Allergies are a disease. And diseases can be cured.
The Allergy Epidemic
The numbers are staggering.
Globally, it is estimated that between 220-520 million people are living with food allergies. In the US alone that number stands at 26 million adults and nearly 6 million children. In Europe, another 11-26 million. That’s as many as 1 in 10 adults and 1 in 13 children. With numbers this high it’s clear that food allergies are now a serious public health and economic issue. Caring for children with food allergies costs US families nearly $25 billion annually.
The numbers continue to rise unabated at an unprecedented rate. To make matters worse, diagnosis and treatment options for patients and families remain severely limited, focusing on avoidance of the allergen and emergency intervention in cases of exposure. There has to be a better way.
To develop a cure, we need to understand the disease. And to understand the disease, we need to know its normal biological counterpart. Every disease is an abnormal version of some biological function.
How The Body Communicates
With any given bite of food, humans can be exposed to a rich diversity of natural and synthetic chemicals. Our bodies employ quality control mechanisms (primarily smell and taste) to detect potentially harmful substances and react accordingly. Our brains then use that information to determine if a defensive action is needed – such as vomiting to expel a threat. Our brains also remember sensations from threats we experience to help avoid future exposure. Surprisingly, such memories and food allergies may be connected.
Once a chemical is ingested, sensory cells in the gut continue to monitor for toxins and harmful substances, communicating with the brain and the immune system to elicit appropriate defensive responses. This includes inflammation, increased mucus production and the creation of antibodies. These antibodies are proteins custom-designed to recognize specific molecules – including antigens – and tag them so as to alert the immune and nervous systems.
Researchers have long believed that a dysregulated immune system was the major driver behind food allergies. Yet despite decades of scientific investigations rooted in the belief, we still do not fully understand why it happens. Consequently, patients are still without new diagnostics and treatments.
The Crucial Connection
Through our work, FASI has uncovered a major new theory and research direction – the role of the nervous system in food allergies.

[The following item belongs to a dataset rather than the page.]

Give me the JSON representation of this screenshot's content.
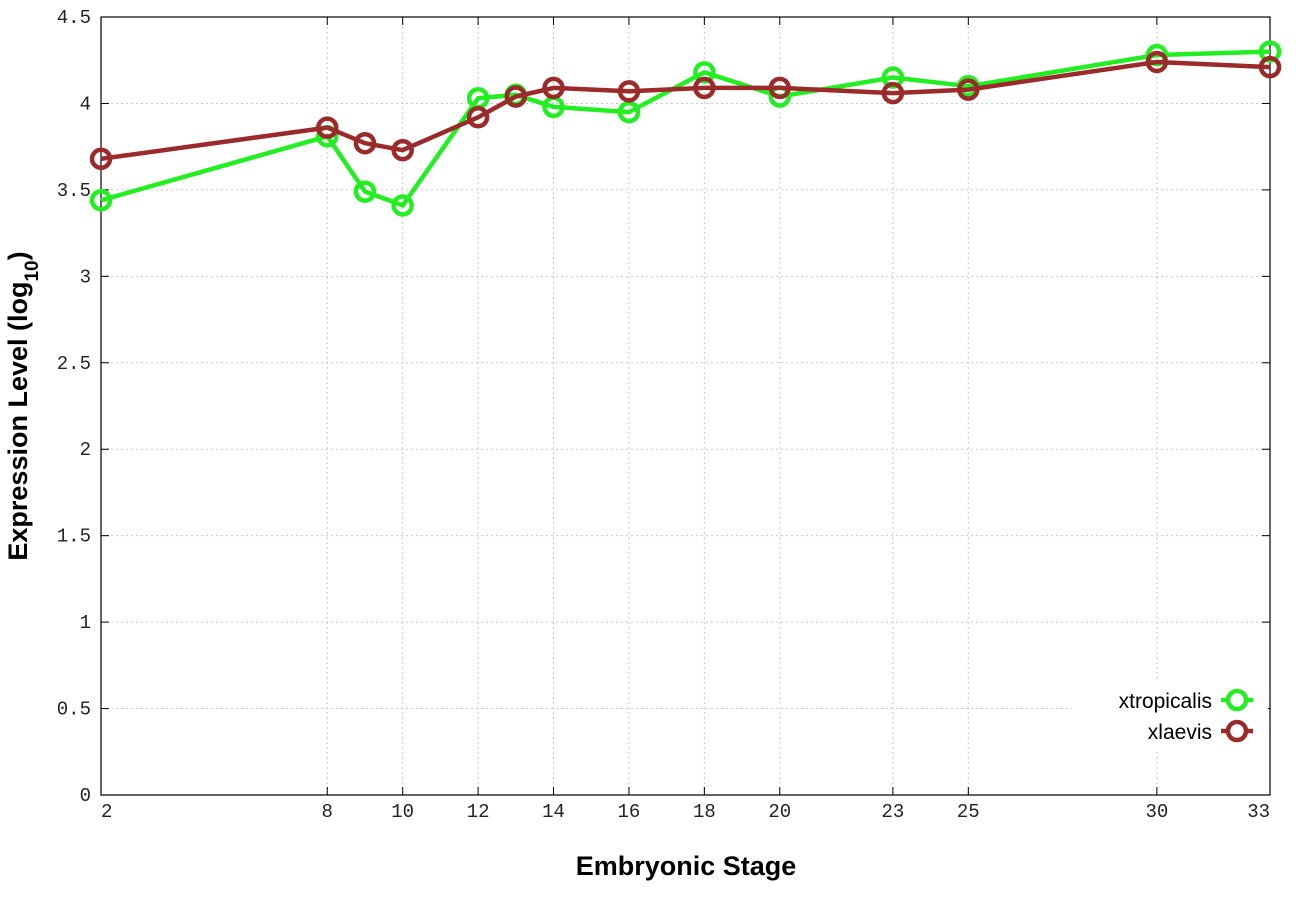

The nervous system has similar defenses and goals as the immune system. Neuronal reflexes drive common allergic reactions such as sneezing, itching, and vomiting. And jointly, the immune and nervous system evaluate food in the gut, identify allergens and trigger defense reflexes leading to an allergic reaction. We strongly believe that understanding this all-important connection between the nervous system and the immune system will lead us to the true culprits of food allergies and help us develop effective treatments before the reactions even occur. Our hope is that we can reverse our bodies from interpreting a food as a noxious substance to understanding that it’s safe for us to consume.
Using innovative genetic approaches and cutting-edge technology, we are examining how specialized cell types detect allergens and alert the body to their presence. Only once we decode these different allergen-sensing mechanisms can we develop therapeutics that block this initial detection, thus preventing allergic reactions altogether.
Neuroimmune communications is a major new research area in food allergy. It’s not simply an additional facet – this is the all-important checkpoint at which the body decides to either suppress or trigger an allergic reaction. The immune and nervous systems act as one functional unit to drive this decision and understanding this dynamic is critical to the development of new diagnostics and treatments.
Using experimental models of food allergy, as well as modern tools in immunology and neuroscience, we are uncovering the control of behavioral responses in food allergy. Understanding these pathways will give us crucial insights into how food allergy impacts behavior and empower the development of clinical strategies to address this in patients.
The gut’s intricate network of neurons eclipses the brain and spinal cord in size. Known as the gut’s brain, the enteric nervous system (ENS) remains poorly understood due to technical limitations. FASI scientists have developed new technologies to overcome this, and are unravelling the complex interactions of the gut, ENS and immune system to understand the pathways involved in food allergy.
Central to FASI’s vision is the recognition of food allergy as part of the body’s natural Food Quality Control system – how our immune, nervous, and digestive systems synergize to protect us from exposure to harmful compounds. Understanding these essential mechanisms shows us how they are altered in allergic disease and guides our research towards critical therapeutic targets.
FASI scientists are using state-of-the-art technologies to answer fundamental questions: how the microbiome interacts with the immune system, what role it plays in nutrient processing and allergen sensing, and how changes impact susceptibility to allergies. Making advances in these key areas opens up a new world of therapeutic potential.
Evidence points towards the involvement of the skin in allergic sensitization – but so far, we don’t know how. With obvious connections to other allergic diseases, including Atopic Dermatitis, we are investigating the role that skin neurons play in sensing allergens and driving the immune response toward allergy, revealing the key players in this important first step.
Food represents an incredibly complex mixture of chemicals derived from plants, animals and artificial sources. Our digestive system must detect both useful nutrients and potentially harmful substances. Enabled by the development of new technologies, FASI is working with partners in the food industry to evaluate a vast library of compounds and discover how they are sensed and their impact on the body.